Zean menatap jalan yang kembali sepi. “Belum tahu apa. Tapi jelas ini aneh.”

Mereka kembali masuk ke dalam rumah, menutup pintu perlahan, seolah suara kunci bisa jadi alarm bagi entah apa yang berkeliaran di luar.

Di ruang tengah, Zean mencoba TV lagi. Masih tidak mau menyala,Lira membuka laptop milik Zean, mencoba sambung internet. Tidak bisa. Bahkan jaringan Wi-Fi tetangga kini kosong,bahkan jaringan bernama hanya untuk orang miskin yang selalu on 24 jam pun tidak ada, Seolah semua telah ditarik mundur.

Tiba-tiba, suara samar terdengar dari kejauhan. Teriakan. Tidak jelas, bisa minta tolong, bisa marah, bisa... gila. Lalu hening kembali. Seperti suara itu hanya lewat dalam mimpi buruk.

Lira menatap Zean. “Kita harus nyari orang lain, yang setidaknya benar benar tau apa yang sebenarnya terjadi.”

Zean mengangguk perlahan.

“Kalau kita cari orang...” Lira menghela napas, “...mulai dari siapa?”

Zean menatap kosong ke arah lantai sebelum menjawab pelan, “Johan.”

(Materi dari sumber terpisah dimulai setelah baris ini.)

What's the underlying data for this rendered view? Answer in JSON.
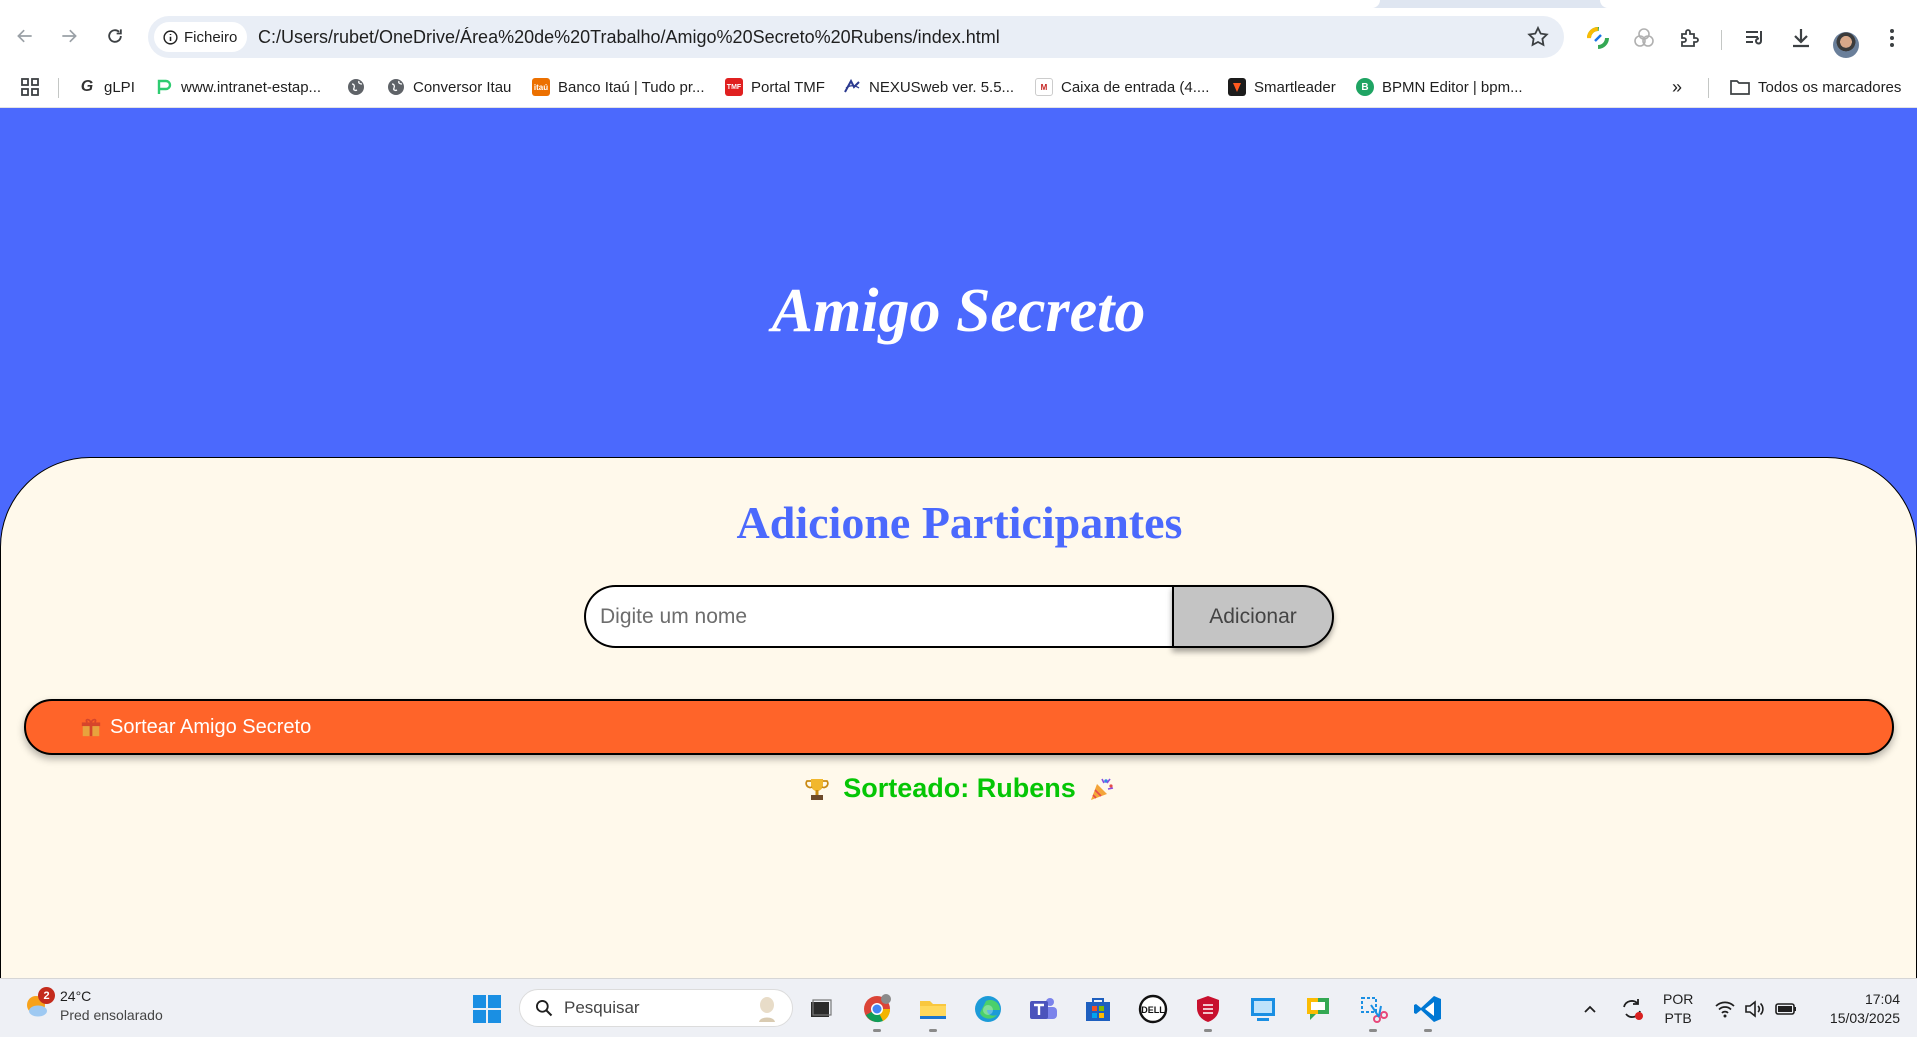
{
  "browser": {
    "site_chip_label": "Ficheiro",
    "url": "C:/Users/rubet/OneDrive/Área%20de%20Trabalho/Amigo%20Secreto%20Rubens/index.html",
    "bookmarks": [
      {
        "label": "gLPI",
        "icon": "glpi-icon"
      },
      {
        "label": "www.intranet-estap...",
        "icon": "intranet-icon"
      },
      {
        "label": "",
        "icon": "globe-icon"
      },
      {
        "label": "Conversor Itau",
        "icon": "globe-icon"
      },
      {
        "label": "Banco Itaú | Tudo pr...",
        "icon": "itau-icon"
      },
      {
        "label": "Portal TMF",
        "icon": "tmf-icon"
      },
      {
        "label": "NEXUSweb ver. 5.5...",
        "icon": "nexus-icon"
      },
      {
        "label": "Caixa de entrada (4....",
        "icon": "gmail-icon"
      },
      {
        "label": "Smartleader",
        "icon": "smartleader-icon"
      },
      {
        "label": "BPMN Editor | bpm...",
        "icon": "bpmn-icon"
      }
    ],
    "all_bookmarks_label": "Todos os marcadores"
  },
  "page": {
    "banner_title": "Amigo Secreto",
    "section_title": "Adicione Participantes",
    "input_placeholder": "Digite um nome",
    "add_button_label": "Adicionar",
    "draw_button_label": "Sortear Amigo Secreto",
    "result_text": "Sorteado: Rubens",
    "colors": {
      "banner": "#4b69fd",
      "card": "#fff9eb",
      "title": "#4b69fd",
      "draw_button": "#ff6429",
      "result": "#05c605",
      "add_button": "#c4c4c4"
    }
  },
  "taskbar": {
    "weather_badge": "2",
    "temperature": "24°C",
    "weather_desc": "Pred ensolarado",
    "search_placeholder": "Pesquisar",
    "lang_top": "POR",
    "lang_bottom": "PTB",
    "time": "17:04",
    "date": "15/03/2025"
  }
}
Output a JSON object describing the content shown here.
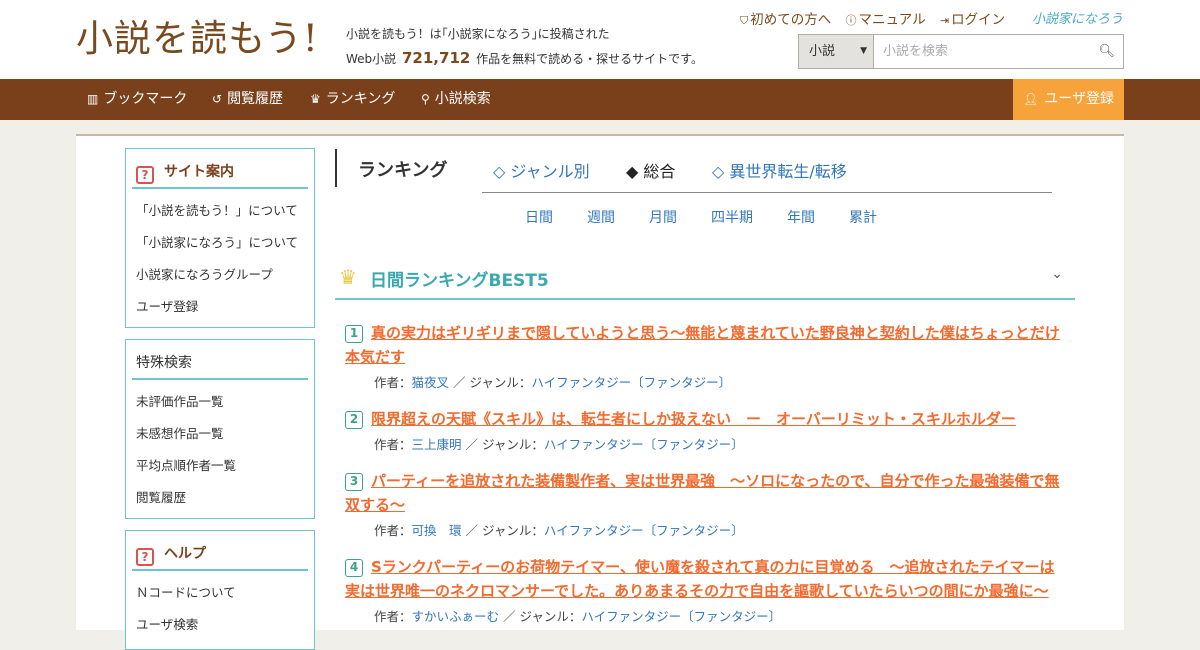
{
  "header": {
    "logo": "小説を読もう!",
    "desc_line1": "小説を読もう！は｢小説家になろう｣に投稿された",
    "desc_prefix": "Web小説",
    "desc_count": "721,712",
    "desc_suffix": "作品を無料で読める・探せるサイトです。",
    "links": [
      "初めての方へ",
      "マニュアル",
      "ログイン"
    ],
    "partner_logo": "小説家になろう",
    "search": {
      "select_value": "小説",
      "placeholder": "小説を検索"
    }
  },
  "nav": {
    "items": [
      "ブックマーク",
      "閲覧履歴",
      "ランキング",
      "小説検索"
    ],
    "user_register": "ユーザ登録"
  },
  "sidebar": {
    "site": {
      "title": "サイト案内",
      "items": [
        "「小説を読もう！」について",
        "「小説家になろう」について",
        "小説家になろうグループ",
        "ユーザ登録"
      ]
    },
    "special": {
      "title": "特殊検索",
      "items": [
        "未評価作品一覧",
        "未感想作品一覧",
        "平均点順作者一覧",
        "閲覧履歴"
      ]
    },
    "help": {
      "title": "ヘルプ",
      "items": [
        "Ｎコードについて",
        "ユーザ検索"
      ]
    }
  },
  "ranking": {
    "title": "ランキング",
    "tabs": [
      "◇ ジャンル別",
      "◆ 総合",
      "◇ 異世界転生/転移"
    ],
    "periods": [
      "日間",
      "週間",
      "月間",
      "四半期",
      "年間",
      "累計"
    ],
    "best_title": "日間ランキングBEST5",
    "author_label": "作者：",
    "genre_label": "／ ジャンル：",
    "entries": [
      {
        "rank": "1",
        "title_1": "真の実力はギリギリまで隠していようと思う～無能と蔑まれていた野良神と契約した僕はちょっとだけ",
        "title_2": "本気だす",
        "author": "猫夜叉",
        "genre": "ハイファンタジー〔ファンタジー〕"
      },
      {
        "rank": "2",
        "title_1": "限界超えの天賦《スキル》は、転生者にしか扱えない　ー　オーバーリミット・スキルホルダー",
        "title_2": "",
        "author": "三上康明",
        "genre": "ハイファンタジー〔ファンタジー〕"
      },
      {
        "rank": "3",
        "title_1": "パーティーを追放された装備製作者、実は世界最強　～ソロになったので、自分で作った最強装備で無",
        "title_2": "双する～",
        "author": "可換　環",
        "genre": "ハイファンタジー〔ファンタジー〕"
      },
      {
        "rank": "4",
        "title_1": "Sランクパーティーのお荷物テイマー、使い魔を殺されて真の力に目覚める　～追放されたテイマーは",
        "title_2": "実は世界唯一のネクロマンサーでした。ありあまるその力で自由を謳歌していたらいつの間にか最強に～",
        "author": "すかいふぁーむ",
        "genre": "ハイファンタジー〔ファンタジー〕"
      }
    ]
  }
}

Nama itu keluar tanpa ragu. Di antara semua teman mereka, Johan adalah yang paling mungkin tau sesuatu. Bukan karena pengetahuan atau keberanian, tapi karena kewaspadaan. Dan sedikit paranoid. Dua hal yang tiba-tiba jadi sangat penting sekarang.

“Dia tinggal 5 rumah dari sini,” lanjut Zean. “Kita bisa ke sana dulu.”

Lira mengangguk. Ia berdiri, menggenggam mug teh yang sudah dingin. “Kita harus tahu apakah dia masih hidup. Atau...”

"tunggu sebentar"Potong Zean.

Menatap Lira,dan mengambil alih mug teh yang Lira pegang,serta langsung meminumnya sampai habis.

 "makasih"ujarnya,menyodorkan ke Lira lagi,dan Lira secara otomatis menerimanya.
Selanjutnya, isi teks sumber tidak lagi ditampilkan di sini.